Sugarcane farmers are asking for government intervention, while ASR/BSI is of the view that the two entities should resolve their differences and reach an agreement on their own.
BELIZE CITY, Mon. Aug. 8, 2022 The sugar crop for this year is being viewed as a success by both ASR/BSI, the company which mills the cane, and the government, although a delay in the start of the season due to the absence of a commercial agreement between the company and the Belize Sugar Cane Farmers Association (BSCFA) had resulted in a couple of thousand tons of cane being left in the fields, undelivered and un-milled. Now, an interim agreement signed between the Belize Sugar Cane Farmers Association (BSCFA) and the Belize Sugar Industries (BSI) at the beginning of this year, which made the start of the crop possible, has come to an end, and the parties are now locked once again in an impasse due to their inability to agree on how revenues and costs should be shared. The BSI says that the proposals the BSCFA has made (including a request for the payment of a larger amount for the bagasse that is sold to BELCOGEN; a reduction of costs shouldered by the farmers; and an increased share of revenue derived from value-added sugar) would result in a transfer of over 20 million dollars from the company to the farmers and is something the company cannot afford. The cane farmers have said that they simply need more money to cover the expenses they incur to produce the sugar cane used by the mill. (At least 50% of the sugar cane processed by the mill is obtained from the BSCFA farmers.)
Prime Minister John Briceno said, when interviewed by reporters last week, that these two entities have to work out out their difference and start to create some trust between each other.
The PM said that he met with the BSCFA just before last Friday’s interview, and in the previous week he had met with the millers, BSI. He said, in regard to those discussions, that some decisions were made, but he commented that the government can only put the parties around the table but cannot solve the problems with a stroke of a pen.
The BSCFA, whose membership includes 5 members of the current Briceno administration, including the PM himself, wants the government to intervene in the negotiations, since they say that no good faith is being shown by ASR/BSI. Top officials from BSI/ASR, however, are wary of government intervention in the process.

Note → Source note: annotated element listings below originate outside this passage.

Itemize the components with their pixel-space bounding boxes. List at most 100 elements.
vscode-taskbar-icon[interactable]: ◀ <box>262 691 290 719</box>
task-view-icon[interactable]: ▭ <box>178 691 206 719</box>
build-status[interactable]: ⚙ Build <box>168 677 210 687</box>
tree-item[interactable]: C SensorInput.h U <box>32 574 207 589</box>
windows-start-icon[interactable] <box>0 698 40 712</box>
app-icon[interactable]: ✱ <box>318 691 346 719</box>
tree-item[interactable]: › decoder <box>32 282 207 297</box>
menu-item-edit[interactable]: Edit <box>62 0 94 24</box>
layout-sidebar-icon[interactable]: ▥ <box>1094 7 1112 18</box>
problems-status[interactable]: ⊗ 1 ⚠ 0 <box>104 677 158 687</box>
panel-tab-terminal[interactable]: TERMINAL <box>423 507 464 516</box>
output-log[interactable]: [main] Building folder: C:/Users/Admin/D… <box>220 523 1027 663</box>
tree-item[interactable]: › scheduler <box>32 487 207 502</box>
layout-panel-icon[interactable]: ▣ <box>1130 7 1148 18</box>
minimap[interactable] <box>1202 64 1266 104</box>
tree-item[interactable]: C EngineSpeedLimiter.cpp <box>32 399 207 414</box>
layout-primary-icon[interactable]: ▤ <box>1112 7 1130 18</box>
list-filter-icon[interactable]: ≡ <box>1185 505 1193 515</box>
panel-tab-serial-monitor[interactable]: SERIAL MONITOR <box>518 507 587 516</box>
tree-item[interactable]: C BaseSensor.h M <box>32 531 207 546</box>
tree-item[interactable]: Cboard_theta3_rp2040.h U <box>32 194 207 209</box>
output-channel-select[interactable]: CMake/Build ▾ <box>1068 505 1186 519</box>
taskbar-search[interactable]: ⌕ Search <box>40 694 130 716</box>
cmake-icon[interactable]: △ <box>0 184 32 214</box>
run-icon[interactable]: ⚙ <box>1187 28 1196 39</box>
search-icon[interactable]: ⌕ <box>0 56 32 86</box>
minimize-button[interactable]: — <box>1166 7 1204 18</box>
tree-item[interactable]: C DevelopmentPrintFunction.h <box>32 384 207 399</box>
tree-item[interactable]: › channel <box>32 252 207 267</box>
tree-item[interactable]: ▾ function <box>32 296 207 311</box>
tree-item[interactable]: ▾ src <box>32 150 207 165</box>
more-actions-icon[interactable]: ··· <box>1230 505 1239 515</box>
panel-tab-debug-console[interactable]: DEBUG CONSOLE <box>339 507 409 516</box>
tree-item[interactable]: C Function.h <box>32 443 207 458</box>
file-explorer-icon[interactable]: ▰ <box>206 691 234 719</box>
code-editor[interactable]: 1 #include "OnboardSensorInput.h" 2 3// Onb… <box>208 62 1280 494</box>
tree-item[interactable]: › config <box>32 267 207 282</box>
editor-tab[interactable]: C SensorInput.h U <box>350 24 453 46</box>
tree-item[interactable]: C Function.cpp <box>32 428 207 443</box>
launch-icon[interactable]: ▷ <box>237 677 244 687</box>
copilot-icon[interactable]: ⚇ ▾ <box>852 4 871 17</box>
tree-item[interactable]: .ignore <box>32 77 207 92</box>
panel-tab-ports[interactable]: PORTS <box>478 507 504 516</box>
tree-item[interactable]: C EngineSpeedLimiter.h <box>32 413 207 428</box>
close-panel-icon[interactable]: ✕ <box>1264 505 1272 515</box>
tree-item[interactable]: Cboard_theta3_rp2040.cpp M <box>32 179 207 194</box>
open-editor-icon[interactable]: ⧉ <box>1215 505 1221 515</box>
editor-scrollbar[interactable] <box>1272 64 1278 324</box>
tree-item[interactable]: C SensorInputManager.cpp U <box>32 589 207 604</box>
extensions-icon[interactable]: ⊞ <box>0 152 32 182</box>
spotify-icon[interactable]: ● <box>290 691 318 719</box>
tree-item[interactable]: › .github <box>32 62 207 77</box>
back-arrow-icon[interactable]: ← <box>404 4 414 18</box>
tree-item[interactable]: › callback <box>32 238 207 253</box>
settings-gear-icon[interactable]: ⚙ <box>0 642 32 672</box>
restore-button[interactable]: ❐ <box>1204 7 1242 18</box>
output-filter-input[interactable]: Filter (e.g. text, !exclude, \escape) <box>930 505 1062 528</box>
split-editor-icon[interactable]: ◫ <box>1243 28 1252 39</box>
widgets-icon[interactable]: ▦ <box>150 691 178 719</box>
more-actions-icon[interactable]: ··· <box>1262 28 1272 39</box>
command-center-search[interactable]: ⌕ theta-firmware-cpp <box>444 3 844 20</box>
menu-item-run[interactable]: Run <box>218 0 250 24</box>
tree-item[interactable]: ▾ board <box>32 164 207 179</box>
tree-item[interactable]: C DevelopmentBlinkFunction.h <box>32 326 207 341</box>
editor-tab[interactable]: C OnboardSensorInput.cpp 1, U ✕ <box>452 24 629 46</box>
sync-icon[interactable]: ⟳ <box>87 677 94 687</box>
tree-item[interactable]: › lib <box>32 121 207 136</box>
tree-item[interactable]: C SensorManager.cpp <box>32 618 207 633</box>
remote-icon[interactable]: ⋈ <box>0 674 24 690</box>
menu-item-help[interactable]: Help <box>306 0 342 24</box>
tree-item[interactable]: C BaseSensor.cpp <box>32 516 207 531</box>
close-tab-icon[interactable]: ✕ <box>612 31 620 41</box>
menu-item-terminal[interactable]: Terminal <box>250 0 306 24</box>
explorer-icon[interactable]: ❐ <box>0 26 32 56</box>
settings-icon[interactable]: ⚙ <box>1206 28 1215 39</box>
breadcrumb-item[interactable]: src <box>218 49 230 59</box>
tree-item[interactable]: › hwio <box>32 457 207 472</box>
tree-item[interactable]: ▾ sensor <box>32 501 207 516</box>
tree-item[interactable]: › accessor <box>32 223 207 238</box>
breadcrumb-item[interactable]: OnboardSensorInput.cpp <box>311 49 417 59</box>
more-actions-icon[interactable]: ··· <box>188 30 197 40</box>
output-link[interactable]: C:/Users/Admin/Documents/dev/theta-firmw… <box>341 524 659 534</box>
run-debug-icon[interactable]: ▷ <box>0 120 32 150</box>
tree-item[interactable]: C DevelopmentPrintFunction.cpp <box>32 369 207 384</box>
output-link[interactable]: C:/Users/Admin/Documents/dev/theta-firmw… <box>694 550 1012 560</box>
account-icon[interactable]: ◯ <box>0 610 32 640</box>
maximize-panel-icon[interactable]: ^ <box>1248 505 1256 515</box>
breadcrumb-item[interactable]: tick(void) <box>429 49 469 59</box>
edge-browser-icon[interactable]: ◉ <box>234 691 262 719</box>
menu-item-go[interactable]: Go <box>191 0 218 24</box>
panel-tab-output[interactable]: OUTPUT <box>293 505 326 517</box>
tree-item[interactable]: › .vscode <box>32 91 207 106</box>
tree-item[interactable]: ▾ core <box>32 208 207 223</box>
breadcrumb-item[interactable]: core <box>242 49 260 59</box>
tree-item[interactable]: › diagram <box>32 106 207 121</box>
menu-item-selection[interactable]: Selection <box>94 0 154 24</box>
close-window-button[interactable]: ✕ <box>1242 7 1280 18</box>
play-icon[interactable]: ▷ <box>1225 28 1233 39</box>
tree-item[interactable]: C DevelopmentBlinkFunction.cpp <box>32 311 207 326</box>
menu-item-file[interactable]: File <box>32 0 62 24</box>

When interviewed at an event last week marking the end of the sugar season, Director of Finance for BSI/ ASR, Shawn Chavarria said that he does not think the government needs to step in, “The mill is private. The BSCFA is a private entity. I think both organizations are more than capable of managing these negotiations. If you look at it, we’ ve signed long-term agreements with three of four associations without government intervention. So, it shows that we can get it done. They have 50% of the cane we have contracted with a long- term agreement.”
The BSCFA at the start of last season’s sugar crop, had demanded that a new agreement be entered into between the parties. Their proposals, however, were rejected by the company, which pointed to $60 million dollars in debt that has been incurred by the company as part of its effort to modernize the facilities and increase the efficiency of the operation. Many of the farmers, however, have also gotten loans from lending institutions and have been forced to refinance their facilities each year in order to prepare their equipment and fertilize their field — expenses that they say are becoming increasingly unbearable.
The last commercial agreement between BSCFA and ASR/BSI expired on January 19 of this year, and the BSCFA farmers are now looking to renegotiate a higher payout to cover their increasing cost of production. The PM, who had personally mediated the last negotiations that led to an interim agreement which brought an end to an impasse between the two entities and a subsequent blockade at the Tower Hill, may thus once again have to enter the process to ensure the early signing of a new agreement.
When questioned by local reporters, he said that the two parties need to find some middle ground, since they are joined at the hip.
“The BSCFA needs to also understand that the government cannot solve their problems with the stroke of a pen, because it is two private entities that are operating. We can only intervene and try to put them around the table for us to be able to find a way where it can be a win-win for everyone. We all understand, and we always tell both sides: BSI can’ t do without fifty-one percent of the cane or six hundred thousand tons of sugar cane that the members of the BSCFA. have. But at the same time, the members of the BSCFA cannot do without B.S.I./ A.S.R. We have to find a middle ground. We are hooked at the hip, we are partners, so we have to try to sit down with both parties and try to work a way forward. I’m optimistic by nature so I do believe that we will be able to find an agreement before the start of the next crop,” he said.
The PM also noted, in reference to a push by the BSCFA cane farmers to get a chance to look at BSI’s expenses linked with the net sugar value, “… what the farmers are saying now is ‘let’s look at the expenses.’ They have what you call a net sugar value. That is the money that is used to pay expenses to produce the sugar at the top, and that number has been increasing over the years, and now farmers are saying ‘take a look at how it is that we get to that number. Or let’s see if there can be any other byproducts that can be used.’
So, there are many moving parts that it will be difficult for me to sit down and go through the entire thing. What’s important is that we need to find a way how we can get both sides to sit down and to rationally go through the issues one by one and to find some sort of middle ground. When you’re negotiating, you have to be prepared to give up something; and both sides have to be prepared to give up something so that we can have a middle ground, a common ground for us to have a successful cane season next year.”